Je cite le producteur Guillaume Lespérance, sur Twitter jeudi : « Ça fait PLUSIEURS années que je refuse d’avoir Philippe Bond sur mes productions. L’article de ce matin explique cette décision. Courage aux victimes et respect aux journalistes. »

Donc ce producteur en savait assez pour ne pas embaucher Bond, mais les producteurs réguliers de spectacles de Philippe Bond ne savaient rien ? Ni son employeur radio quotidien ?

Légalement, il vaut mieux qu’ils n’aient rien su. Autrement, « savoir » qu’on embauche un auteur d’inconduites sexuelles en série, c’est mettre plein de gens à risque. C’est engager sa responsabilité civile – demandez à Hockey Canada.

J’imagine donc que ces sociétés n’ont jamais reçu d’informations inquiétantes, directement ou indirectement ?

OK, evenko, Énergie « ne savaient rien » quand tout un milieu dit que « tout le monde le savait ». Je comprends qu’une tonne de rumeurs ne fait pas une preuve. Mais permettez-moi d’être étonné que des entreprises en relation continue pendant des années avec un tel individu n’aient jamais reçu la moindre information nécessitant une vérification.

Autrement, ces entreprises avec de belles « valeurs corporatives » ressembleraient à l’Église catholique, qui se contentait de déplacer de paroisse en paroisse les curés dangereux, quand elle apprenait des choses choquantes.

Alors, ça continuait. Encore. Et encore.

J’en entends qui protestent. Comment oser comparer un milieu si cool, ouvert d’esprit et progressiste à l’Église ?!

Savez-vous, je regarde ce que « tout le monde savait » sur Rozon, Salvail, Bond, etc. Et si les motivations varient, la mécanique du silence du milieu et de l’aveuglement est pas mal la même…

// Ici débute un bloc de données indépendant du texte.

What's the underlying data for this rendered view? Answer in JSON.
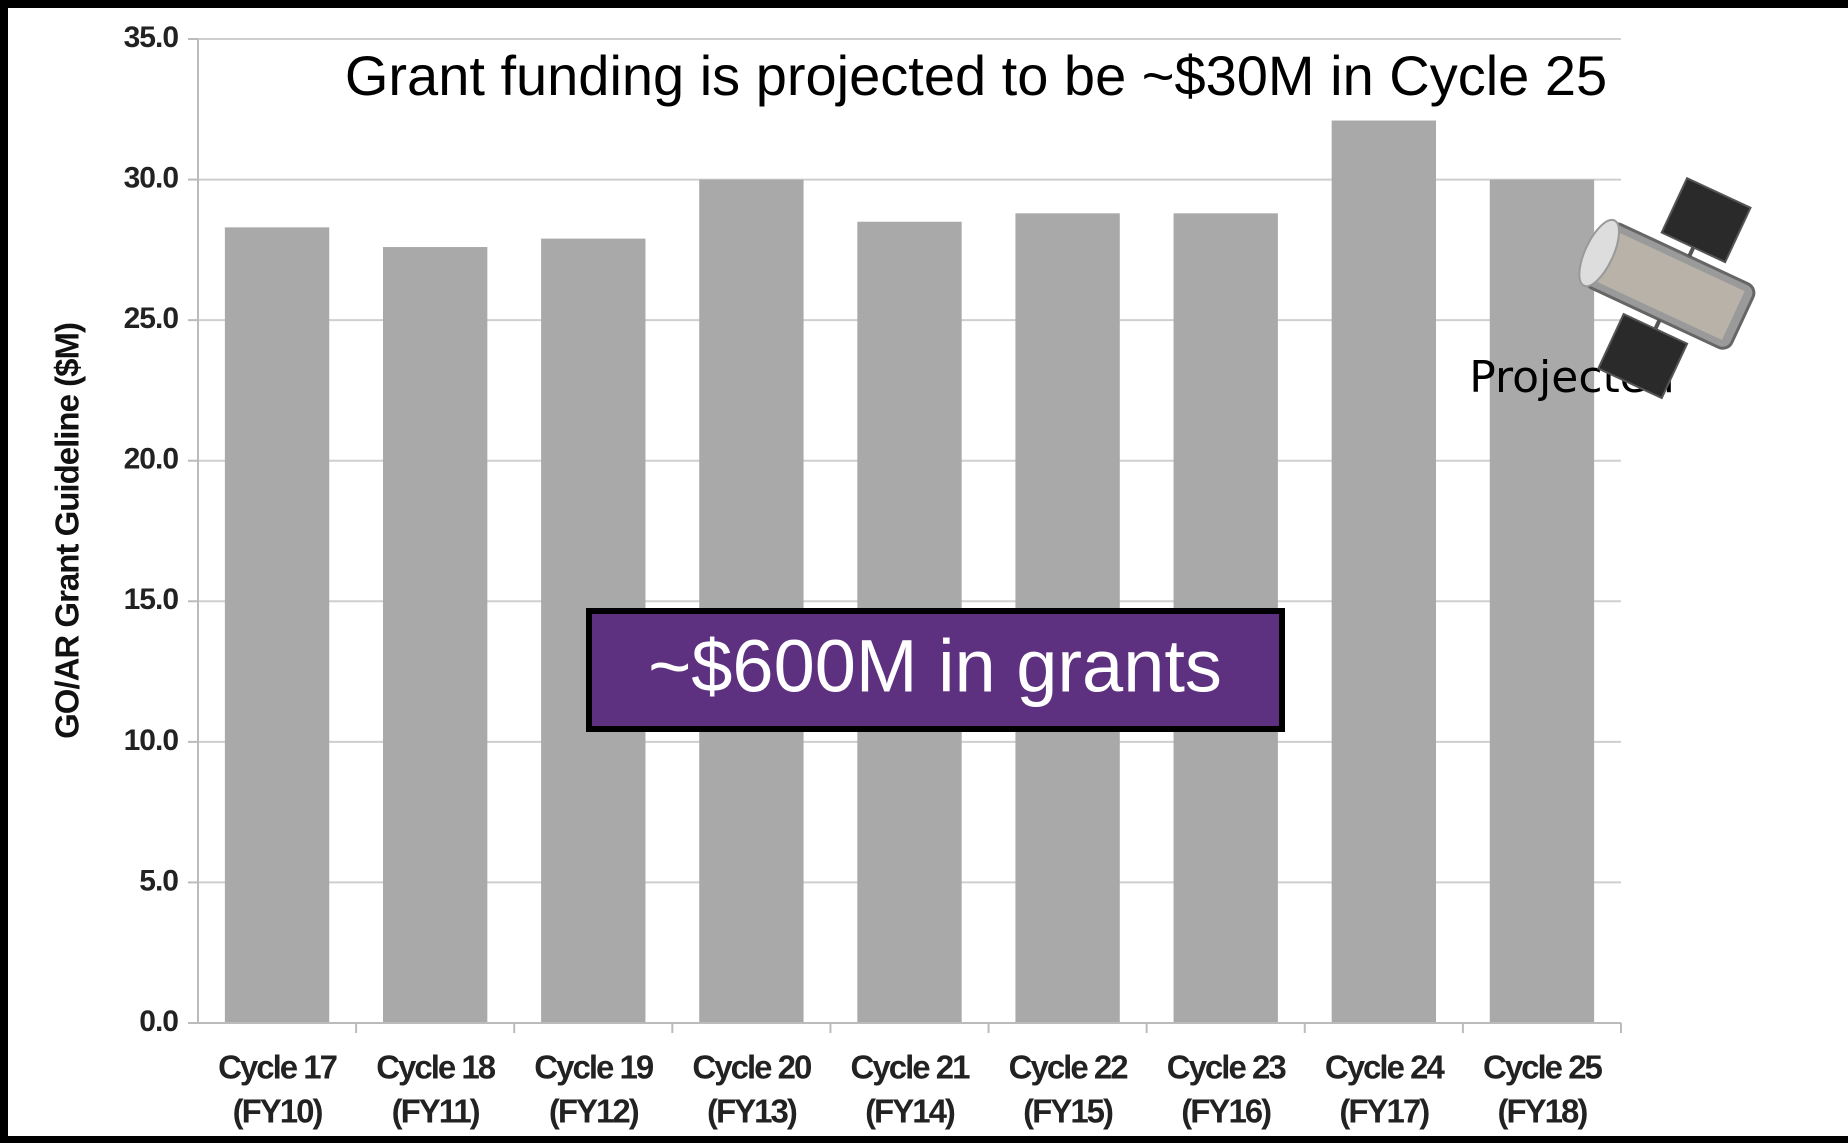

Je viens de parler d’inconduite sexuelle et de responsabilité civile. Mais ce qui était décrit dans les textes de La Presse jeudi, c’était bien plus que de l’inconduite, des grossièretés ou du harcèlement.

Les témoignages nous racontent ce qui a toutes les apparences d’actes criminels carrément.

Des témoignages dont plusieurs sont faits à visage découvert – une prise de parole massive, déferlante, presque impensable il y a dix ans.

Et si certaines l’ont fait, ce n’est pas faute d’avoir tenté d’alerter la police. C’est parce qu’elles ont été renvoyées.

Ces femmes ont dit avoir porté plainte à la police, et avoir été éconduites ou avoir été découragées de le faire au poste de police.

Impossible de le vérifier, surtout pour des faits remontant à 15 ans. Mais vu l’évolution des pratiques policières depuis 2007, le moins qu’on puisse exiger des corps de police impliqués est qu’ils retournent dans leurs dossiers pour voir comment ils ont été traités… Si dossier il y a.

Les faits avancés dans ce dossier de La Presse sont à l’évidence des motifs d’enquête criminelle. Y en a-t-il eu ?

Les victimes ne sont pas obligées de porter plainte à la police. Mais si elles le font, et qu’elles sont renvoyées sommairement comme elles le disent, on ne peut pas laisser faire.

Une enquête est encore tout à fait possible – et justement, Lisa Matthews entend porter plainte à la police de Gatineau.